There were plenty of toyon trees along the walk. Another name for the toyon is the Christmas berry or the Hollywood plant. The berries are edible, and can be eaten raw or boiled. Click here for a close-up of the berries. (NOTE: I removed the original photo, as several commenters said that the berries were *not* toyon, and replaced it with the photo above, which shows what Hargo told us *are* toyon berries. Again, do not use this photo as a source to identify toyon berries, especially if you plan to eat them because you could poison yourself.)


This is the most well-known staircase in the Beachwood Canyon area. Made from granite, the center divider was originally a cascading fountain that was converted into a garden after the fountain stopped working.



At the top of the staircase I noticed these copper pipes with large metal nuts on them.
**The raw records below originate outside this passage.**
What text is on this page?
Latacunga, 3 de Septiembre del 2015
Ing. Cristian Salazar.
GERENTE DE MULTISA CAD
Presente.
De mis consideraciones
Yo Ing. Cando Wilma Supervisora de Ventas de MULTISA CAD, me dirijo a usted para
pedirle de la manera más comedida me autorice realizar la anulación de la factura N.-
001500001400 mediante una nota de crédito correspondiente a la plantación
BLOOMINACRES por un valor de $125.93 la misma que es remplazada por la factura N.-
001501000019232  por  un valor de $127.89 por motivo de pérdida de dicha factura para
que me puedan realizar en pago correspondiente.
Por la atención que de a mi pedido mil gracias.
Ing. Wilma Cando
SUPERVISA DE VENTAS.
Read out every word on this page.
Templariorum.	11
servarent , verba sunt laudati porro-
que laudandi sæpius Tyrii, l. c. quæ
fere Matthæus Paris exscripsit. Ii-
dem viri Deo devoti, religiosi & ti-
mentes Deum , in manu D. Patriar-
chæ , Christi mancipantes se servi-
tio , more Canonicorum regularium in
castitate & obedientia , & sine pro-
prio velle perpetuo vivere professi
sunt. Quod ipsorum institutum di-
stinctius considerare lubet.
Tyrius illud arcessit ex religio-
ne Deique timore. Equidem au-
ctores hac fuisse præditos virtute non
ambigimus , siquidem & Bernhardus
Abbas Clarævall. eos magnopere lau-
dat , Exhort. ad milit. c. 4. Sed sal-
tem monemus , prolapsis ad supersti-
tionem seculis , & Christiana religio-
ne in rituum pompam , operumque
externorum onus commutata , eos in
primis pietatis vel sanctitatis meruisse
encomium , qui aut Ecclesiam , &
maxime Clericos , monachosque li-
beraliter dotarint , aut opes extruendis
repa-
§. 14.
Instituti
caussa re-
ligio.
The sets of nuts were numbered from 1 to 8. Hargo told me what they were for, but I would like you to guess their purpose.


Did you know that the city of LA was made in India?


The Hollywood sign popped into view many times during the hike. As you can see, the weather was spectacular. It was about 70° at noon.


Hargo told us the scientific name for this plant, but I only remember the informal name: the Mercedes-Benz plant.


You can see why in this picture.


This is a fennel, or wild anise, plant. Hargo told us an interesting story about it: when Spanish missionaries came to California they brought fennel with them to grow in their medicinal gardens. They used it as a kind of air freshener, tossing it on the ground of their buildings so that when people walked on the fennel it would crush the plant and release the sweet smelling volatile oils. As a result, fennel seeds would stick to people's feet and the plant started growing in the wild. It's all over LA now.


Here's an example of a castle, one of many in the hills of Beachwood Canyon.


We got a nice look at Lake Hollywood, a reservoir and dam that William Mulholland designed in 1924. At the time the reservoir provided the city with most of its water needs. Of course back then the population of Los Angeles was 1 million people (today it's 11 million).


Welcome to Hollywoodland. Now Relax and Slow Down. After all the stairclimbing, I didn't need to be reminded to slow down. Carla asked Hargo if any of his clients ever had trouble completing the hike. He said occasionally people will tell him that they can't go any further, and he will walk back to his minivan and drive back to pick them up.


The man who lives in this house is in his 90s. He's an artist who worked and lived for many years with an Indian tribe in Alaska. According to Hargo, they gave him permission to paint this image of a beaver on his garage door.


On our way back to Hargo's minivan I saw this old Toyota Land Rover, which I ought to submit to Old Parked Cars.

This hike turned out to be a fantastic way to spend a couple of hours on a Sunday afternoon. Hargo gave us a 50% discount ticket for a "future adventure," and we are definitely going to use it.